**Neural Style Transfer** includes 3 images - style image, content image and generated image. We take style of style image, apply it to the content of content image and generate a generated image which will have the content of content image but style of the style image.

**Content** : Objects and their arrangement

**Style**: Style, Colors, Textures

![Style Transfer Example](assets/style_transfer_example.png)

The main challenge here is to capture the style of style image. For that we will make a bold assumption that the activation maps produced after each convolution layer characterize the style of style image. The [idea](https://www.cv-foundation.org/openaccess/content_cvpr_2016/papers/Gatys_Image_Style_Transfer_CVPR_2016_paper.pdf) is not to use the activation map directly but producing a [Gramian Matrix](https://en.wikipedia.org/wiki/Gramian_matrix) from the activation maps.

Let's say we have an activation map of depth 6, and spatial resolution of 8x8 i.e the activation map will be the size of 6x8x8 i.e there will be 6 8x8 activation map. To create a Gram Matrix we take pairs of each activation map such that first we will take pairs of 0 and 1, 0 and 2 ... 0 and 5, then 1 and 2, 1 and 3 ... 1 and 5, then 2 and 3, 2 and 4, 2 and 5, then 3 and 4, 3 and 5, then 4 and 5. We multiply each activation map pair element wise and add them together. The added value is placed on the position according to filter count i.e if we take pair 0 and 1, then the added result is placed at postion 0 and 1 of a Gram Matrix. Also 0 and 1, and 1 and 0 will have the same value. The reason why Gram Matrix does a fantastic job of capturing style of style image is not really known and the [paper](https://www.cv-foundation.org/openaccess/content_cvpr_2016/papers/Gatys_Image_Style_Transfer_CVPR_2016_paper.pdf) also doesn't clearly mention how the author came up with this idea. One argument could be that Gram Matrix will have larger value in those position where the filters overlap. So if the Gram Matrix have larger value then the paif of filters are activated by the same inputs.

To generate a generated image, we will start with an image full of noise. We will pass the noisy image through network and find out the activation after each convolution layer. Both content image and style image is also passed and their activation maps are also calculated. Then using those activation maps we find the **content error** and **style error**. The total error will be the sum of **content** and **style** error. Next we will change the pixel of generated image such that the total error decreases.

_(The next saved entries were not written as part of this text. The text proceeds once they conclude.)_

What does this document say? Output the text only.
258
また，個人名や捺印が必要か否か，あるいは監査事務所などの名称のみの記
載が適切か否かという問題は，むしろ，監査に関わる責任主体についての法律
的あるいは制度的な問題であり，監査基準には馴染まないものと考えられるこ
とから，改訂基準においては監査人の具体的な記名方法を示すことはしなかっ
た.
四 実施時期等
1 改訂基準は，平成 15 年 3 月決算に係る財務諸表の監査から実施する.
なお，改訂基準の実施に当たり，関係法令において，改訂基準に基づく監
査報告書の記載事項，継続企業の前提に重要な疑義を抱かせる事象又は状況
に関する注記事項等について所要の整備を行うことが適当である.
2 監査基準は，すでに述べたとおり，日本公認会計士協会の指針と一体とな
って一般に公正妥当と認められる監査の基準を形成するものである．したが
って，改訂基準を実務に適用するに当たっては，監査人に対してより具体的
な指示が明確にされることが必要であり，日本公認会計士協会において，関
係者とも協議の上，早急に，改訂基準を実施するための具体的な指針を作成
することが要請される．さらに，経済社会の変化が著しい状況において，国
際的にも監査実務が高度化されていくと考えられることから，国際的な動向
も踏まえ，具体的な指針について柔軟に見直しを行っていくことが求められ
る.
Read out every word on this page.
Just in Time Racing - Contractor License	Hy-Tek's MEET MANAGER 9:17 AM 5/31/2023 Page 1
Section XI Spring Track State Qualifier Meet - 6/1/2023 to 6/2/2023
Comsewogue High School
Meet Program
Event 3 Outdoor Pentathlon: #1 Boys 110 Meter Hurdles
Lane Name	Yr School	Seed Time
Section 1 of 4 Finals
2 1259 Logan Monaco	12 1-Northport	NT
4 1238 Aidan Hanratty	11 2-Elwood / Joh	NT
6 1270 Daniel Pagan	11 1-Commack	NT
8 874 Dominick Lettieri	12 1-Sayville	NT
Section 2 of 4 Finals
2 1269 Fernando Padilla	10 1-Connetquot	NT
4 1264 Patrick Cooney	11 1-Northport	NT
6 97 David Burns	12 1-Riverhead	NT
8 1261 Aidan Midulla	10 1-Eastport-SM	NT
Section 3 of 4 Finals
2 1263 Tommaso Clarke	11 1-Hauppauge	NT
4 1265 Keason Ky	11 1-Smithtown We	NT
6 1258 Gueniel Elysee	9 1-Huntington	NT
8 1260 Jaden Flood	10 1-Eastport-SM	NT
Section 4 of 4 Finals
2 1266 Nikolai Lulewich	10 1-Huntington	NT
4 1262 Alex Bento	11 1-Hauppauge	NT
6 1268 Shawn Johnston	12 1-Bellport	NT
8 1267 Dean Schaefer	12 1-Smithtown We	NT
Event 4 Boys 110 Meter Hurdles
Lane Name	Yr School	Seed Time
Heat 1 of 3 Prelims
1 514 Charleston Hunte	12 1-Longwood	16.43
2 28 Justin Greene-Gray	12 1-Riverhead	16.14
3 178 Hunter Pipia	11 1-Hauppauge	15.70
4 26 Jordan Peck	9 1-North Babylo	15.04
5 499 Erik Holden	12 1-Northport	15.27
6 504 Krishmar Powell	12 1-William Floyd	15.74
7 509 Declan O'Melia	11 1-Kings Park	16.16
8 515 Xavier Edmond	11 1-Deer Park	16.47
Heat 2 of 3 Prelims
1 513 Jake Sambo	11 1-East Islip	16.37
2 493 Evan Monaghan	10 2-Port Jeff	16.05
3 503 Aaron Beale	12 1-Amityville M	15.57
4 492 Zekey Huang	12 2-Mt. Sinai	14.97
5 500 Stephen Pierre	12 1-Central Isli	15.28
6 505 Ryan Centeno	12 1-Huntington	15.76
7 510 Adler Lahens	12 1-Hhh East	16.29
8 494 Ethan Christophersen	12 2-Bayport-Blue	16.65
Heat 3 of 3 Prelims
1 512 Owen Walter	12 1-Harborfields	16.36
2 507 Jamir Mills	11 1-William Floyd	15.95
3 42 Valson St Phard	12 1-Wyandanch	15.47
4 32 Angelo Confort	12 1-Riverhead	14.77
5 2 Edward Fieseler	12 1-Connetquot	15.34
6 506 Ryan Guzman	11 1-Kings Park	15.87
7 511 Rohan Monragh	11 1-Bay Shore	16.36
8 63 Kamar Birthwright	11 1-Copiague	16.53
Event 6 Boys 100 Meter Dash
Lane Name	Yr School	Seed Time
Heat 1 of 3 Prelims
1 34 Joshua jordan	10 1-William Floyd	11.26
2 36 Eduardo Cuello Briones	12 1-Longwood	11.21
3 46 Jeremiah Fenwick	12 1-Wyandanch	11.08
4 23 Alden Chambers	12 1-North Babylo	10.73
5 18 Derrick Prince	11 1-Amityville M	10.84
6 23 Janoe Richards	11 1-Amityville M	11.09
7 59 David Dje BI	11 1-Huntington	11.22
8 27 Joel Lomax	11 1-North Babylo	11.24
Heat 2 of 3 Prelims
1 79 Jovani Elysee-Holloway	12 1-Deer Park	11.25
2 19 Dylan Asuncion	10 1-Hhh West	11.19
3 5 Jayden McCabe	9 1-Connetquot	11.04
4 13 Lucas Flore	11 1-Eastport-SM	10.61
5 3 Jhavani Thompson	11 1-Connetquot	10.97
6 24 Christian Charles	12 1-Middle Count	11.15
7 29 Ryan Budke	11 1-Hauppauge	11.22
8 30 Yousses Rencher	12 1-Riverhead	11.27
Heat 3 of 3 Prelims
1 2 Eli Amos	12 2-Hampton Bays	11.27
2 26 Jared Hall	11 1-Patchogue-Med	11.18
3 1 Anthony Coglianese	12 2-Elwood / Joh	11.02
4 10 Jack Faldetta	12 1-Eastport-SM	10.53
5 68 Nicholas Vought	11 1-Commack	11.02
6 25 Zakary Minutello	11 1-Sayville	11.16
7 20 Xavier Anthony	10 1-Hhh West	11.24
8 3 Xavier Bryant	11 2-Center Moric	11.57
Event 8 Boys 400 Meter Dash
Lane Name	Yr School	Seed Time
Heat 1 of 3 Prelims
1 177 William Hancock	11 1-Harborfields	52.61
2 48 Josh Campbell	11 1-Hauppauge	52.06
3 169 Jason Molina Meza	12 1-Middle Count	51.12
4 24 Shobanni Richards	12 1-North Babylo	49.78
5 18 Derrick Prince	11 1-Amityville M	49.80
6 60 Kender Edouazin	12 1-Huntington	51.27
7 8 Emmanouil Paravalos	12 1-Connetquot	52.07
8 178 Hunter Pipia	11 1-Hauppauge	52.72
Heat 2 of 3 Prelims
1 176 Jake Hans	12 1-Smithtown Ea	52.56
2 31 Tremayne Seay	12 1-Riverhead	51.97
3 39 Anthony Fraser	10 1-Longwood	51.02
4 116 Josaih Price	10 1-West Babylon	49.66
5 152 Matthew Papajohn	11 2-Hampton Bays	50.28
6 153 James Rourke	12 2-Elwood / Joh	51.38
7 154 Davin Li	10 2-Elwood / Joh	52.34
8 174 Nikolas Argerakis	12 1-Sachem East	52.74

We will use pre-trained VGG19 Network to extract content from content image and style from style images. These pre-trained network are trained over very large datasets and does excellent jobs of detecting features. We will freeze the parameters of these trained network so they don't get update later.

In [1]:
# import resources
%matplotlib inline

from PIL import Image
import matplotlib.pyplot as plt
import numpy as np

import torch
import torch.optim as optim
from torchvision import transforms, models

As we have seen in previous notebooks, Neural Network consists of two part. **Features** and **Classifier**. For this task we only need **Feautures**.

In [2]:

vgg = models.vgg19(pretrained=True).features

# freeze all VGG parameters since we're only optimizing the target image
for param in vgg.parameters():
    param.requires_grad_(False)

In [3]:
# move the model to GPU, if available
train_on_gpu = torch.cuda.is_available()

if train_on_gpu:
    vgg = vgg.cuda()

In [None]:
def load_image(img_path, max_size=400, shape=None):
    ''' Load in and transform an image, making sure the image
       is <= 400 pixels in the x-y dims.'''
    if "http" in img_path:
        response = requests.get(img_path)
        image = Image.open(BytesIO(response.content)).convert('RGB')
    else:
        image = Image.open(img_path).convert('RGB')
    
    # large images will slow down processing
    if max(image.size) > max_size:
        size = max_size
    else:
        size = max(image.size)
    
    if shape is not None:
        size = shape
        
    in_transform = transforms.Compose([
                        transforms.Resize(size),
                        transforms.ToTensor(),
                        transforms.Normalize((0.485, 0.456, 0.406), 
                                             (0.229, 0.224, 0.225))])

    # discard the transparent, alpha channel (that's the :3) and add the batch dimension
    image = in_transform(image)[:3,:,:].unsqueeze(0)
    
    return image